Para Patrícia, se parte do Estado a decisão de liberar quem está preso, é o próprio Estado deveria assumir a responsabilidade sobre os pagamentos de pensão.

A docente lembra que de acordo com dados do IBGE (Instituto Brasileiro de Geografia e Estatística), a maioria das famílias monoparentais, ou seja, que têm apenas uma pessoa como líder, é chefiada por mulheres. “Ao mesmo tempo que essa decisão do CNJ prejudica essas mulheres, o reconhecimento de que as chefes de família podem receber até R$ 1.200 de auxílio emergencial mostra como, após muita luta e militância, há o reconhecimento da importância desta mulher para a sociedade”, pontua.

Para Patrícia, a ideia de uma renda permanente para as chamadas mães solo deve ser uma bandeira mesmo após a pandemia. “Colocar a família monoparental no meio de uma política pública é inédito na história.

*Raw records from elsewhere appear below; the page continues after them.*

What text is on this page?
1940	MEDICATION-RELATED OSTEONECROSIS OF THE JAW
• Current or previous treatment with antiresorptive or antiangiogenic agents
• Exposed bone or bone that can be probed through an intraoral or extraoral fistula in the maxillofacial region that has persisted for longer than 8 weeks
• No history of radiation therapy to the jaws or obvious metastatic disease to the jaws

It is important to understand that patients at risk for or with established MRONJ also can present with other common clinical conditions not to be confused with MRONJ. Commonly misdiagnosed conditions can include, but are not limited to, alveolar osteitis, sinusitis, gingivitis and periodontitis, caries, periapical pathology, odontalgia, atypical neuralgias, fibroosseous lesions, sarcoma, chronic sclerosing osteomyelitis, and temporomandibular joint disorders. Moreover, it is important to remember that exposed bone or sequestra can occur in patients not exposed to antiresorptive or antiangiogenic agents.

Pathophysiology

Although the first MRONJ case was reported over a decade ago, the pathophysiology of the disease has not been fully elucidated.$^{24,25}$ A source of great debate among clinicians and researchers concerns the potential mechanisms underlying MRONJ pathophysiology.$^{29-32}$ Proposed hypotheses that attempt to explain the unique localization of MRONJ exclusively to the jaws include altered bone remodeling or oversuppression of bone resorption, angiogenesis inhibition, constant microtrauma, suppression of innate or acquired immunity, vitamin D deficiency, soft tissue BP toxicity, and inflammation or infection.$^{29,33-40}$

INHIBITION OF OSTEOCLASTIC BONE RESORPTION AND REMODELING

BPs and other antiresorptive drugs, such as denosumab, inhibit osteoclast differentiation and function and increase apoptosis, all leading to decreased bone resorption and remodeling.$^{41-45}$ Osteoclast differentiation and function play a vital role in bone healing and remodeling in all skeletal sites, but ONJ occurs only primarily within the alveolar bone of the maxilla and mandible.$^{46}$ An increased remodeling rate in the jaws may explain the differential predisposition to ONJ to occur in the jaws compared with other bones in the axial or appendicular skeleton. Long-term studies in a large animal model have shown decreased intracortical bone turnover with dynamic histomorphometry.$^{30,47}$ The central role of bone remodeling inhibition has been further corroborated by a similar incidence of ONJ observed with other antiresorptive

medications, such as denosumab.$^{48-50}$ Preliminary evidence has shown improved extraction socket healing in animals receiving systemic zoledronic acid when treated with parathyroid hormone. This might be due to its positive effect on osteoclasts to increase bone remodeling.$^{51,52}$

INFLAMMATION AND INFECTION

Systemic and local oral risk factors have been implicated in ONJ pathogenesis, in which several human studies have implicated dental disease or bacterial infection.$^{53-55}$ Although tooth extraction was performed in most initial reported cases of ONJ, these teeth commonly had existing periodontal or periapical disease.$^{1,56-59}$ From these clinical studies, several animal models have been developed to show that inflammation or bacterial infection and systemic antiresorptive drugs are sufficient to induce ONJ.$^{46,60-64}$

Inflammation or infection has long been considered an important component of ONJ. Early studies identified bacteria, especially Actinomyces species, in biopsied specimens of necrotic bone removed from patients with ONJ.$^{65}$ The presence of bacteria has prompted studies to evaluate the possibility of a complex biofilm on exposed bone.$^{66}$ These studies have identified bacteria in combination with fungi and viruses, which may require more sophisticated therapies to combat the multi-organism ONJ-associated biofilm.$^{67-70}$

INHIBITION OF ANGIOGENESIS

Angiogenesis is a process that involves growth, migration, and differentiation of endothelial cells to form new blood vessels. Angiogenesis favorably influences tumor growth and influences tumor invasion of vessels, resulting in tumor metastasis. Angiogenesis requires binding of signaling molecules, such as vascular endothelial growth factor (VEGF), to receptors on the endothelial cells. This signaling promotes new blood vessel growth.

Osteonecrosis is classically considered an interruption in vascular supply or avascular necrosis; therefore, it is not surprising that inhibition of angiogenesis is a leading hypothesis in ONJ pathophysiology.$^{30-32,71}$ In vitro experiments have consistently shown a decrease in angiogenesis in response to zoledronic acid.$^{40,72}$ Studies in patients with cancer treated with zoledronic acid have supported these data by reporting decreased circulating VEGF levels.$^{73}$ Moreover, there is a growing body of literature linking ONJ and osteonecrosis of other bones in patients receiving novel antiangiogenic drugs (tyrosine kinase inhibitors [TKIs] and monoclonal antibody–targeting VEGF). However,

Estado não gasta, porque não é uma empresa. Investe em políticas sociais. Quando investe na monoparentalidade se economiza em outras áreas, como saúde e segurança pública”, conclui a professora.

Programa de apoio à mães e filhos segue em funcionamento

O programa Casa Abrigo Regional, que desde 2003 oferece acolhimento para até 40 mulheres e seus filhos menores de idade em caso de risco à vida para as vítimas de violência doméstica, segue com seu trabalho neste período de quarentena. O acesso se dá pelos centros especializados nas cidades ou por encaminhamento das delegacias (veja os contatos acima).

“Estes serviços seguem funcionando normalmente. Por isso, durante a quarentena, é importante reforçar os mecanismos que ajudam essas mulheres a denunciar”, afirma a coordenadora do Grupo de Trabalho (GT) Gênero do Consórcio Intermunicipal do Grande ABC e presidente do Conselho Gestor da Casa Abrigo, Maria Aparecida da Silva.

A coordenadora afirma que o isolamento social é um fenômeno que já faz parte da vida de muitas mulheres, sendo em muitos casos ligado a situações de violência doméstica. “É muito comum o agressor tentar isolar socialmente a vítima dentro do próprio lar, mantendo-a longe dos olhos de outras pessoas. É prática frequente, historicamente com maior incidência de casos nos fins de semana, quando a maioria das famílias está em casa e que também foi potencializada pelo (novo) coronavírus”, pontua.